Fishing Trip with Maciej Nadolski (seated with beard)

The political, social and economic environment in Iowa deteriorated substantially over the last few years. What I mean is the 87th Iowa General Assembly was a pisser. What’s a person to do?

First thought was to chuck it all and move near our daughter in Florida. Father attended Leon High School in Tallahassee, and I worked for several months in nearby Ochlocknee, Georgia. I became enamored of the Spanish moss hanging from trees lining Highway 319 as I drove back and forth to the Tallahassee airport. “You and mom wouldn’t like it here,” our daughter wisely said.

If the sunshine state is out, what about Minnesota? It’s not far away and we have family roots there. They also have Democratic U.S. Senators — what’s not to like about that?

Our family doesn’t know much about why great, great grandfather left the Pennsylvania coal mines and moved to Lincoln County, Minnesota in the last decades of the 19th Century. Maciej Nadolski bought land from the railroad and settled a couple miles west of Wilno where he would go to town, drink adult beverages, and sleep in the wagon as the horse took him home. He did so even after his spouse joined him from Poland.

Wilno was the creation of the Chicago and Northwestern Railroad, the Polish National Alliance and the Catholic Church, according to Wikipedia. It seemed a lot like Iowa. I visited Saint John Cantius Church (established 1883) after Grandmother died and met briefly with the parish priest. He mailed our grandmother’s baptismal record. I drove the route the horse took to the home place where the then current owners let me look around. People in Ivanhoe, the county seat, weren’t wealthy and a bit scrappier than in Iowa. I was related to a number of people I met — shirt tail relatives were everywhere.

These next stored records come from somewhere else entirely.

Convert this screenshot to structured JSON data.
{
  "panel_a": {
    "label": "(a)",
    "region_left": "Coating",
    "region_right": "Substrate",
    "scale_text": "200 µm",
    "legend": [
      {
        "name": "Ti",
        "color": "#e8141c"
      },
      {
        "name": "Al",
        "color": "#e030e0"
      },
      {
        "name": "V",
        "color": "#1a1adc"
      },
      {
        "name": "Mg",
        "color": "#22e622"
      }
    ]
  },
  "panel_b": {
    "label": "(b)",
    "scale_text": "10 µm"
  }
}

A few stories about farm life survived through family oral history. We know farming did not work out for the large Nadolski family. After 20 years in Lincoln County, they moved north near Argyle and tried it again. After ten years in Argyle, most of the family moved near LaSalle, Illinois.

Other parts of Minnesota might not be so bad. Grandmother worked as a maid in Minneapolis when she was young. We don’t like city life so much, but there are small rural cities like the one we live near today. Why not Minnesota?

I’ll tell you why. I was born in Iowa and this is my state. If the political, social and economic climate is not to my liking, I’d better damn well get busy and work to fix it. Thing is, my values are not that different from the values of most people I know. This creates an opportunity for change.

If my first reaction to the 87th Iowa General Assembly was “Nuts! I’m moving to Minnesota,” it is natural to revert to who we are in crisis. Now that we’re home, it’s time to get up from the wagon, sleep off the booze, and get busy building the environment in which we want to live. It can be done, it should be, and we’re up to the task.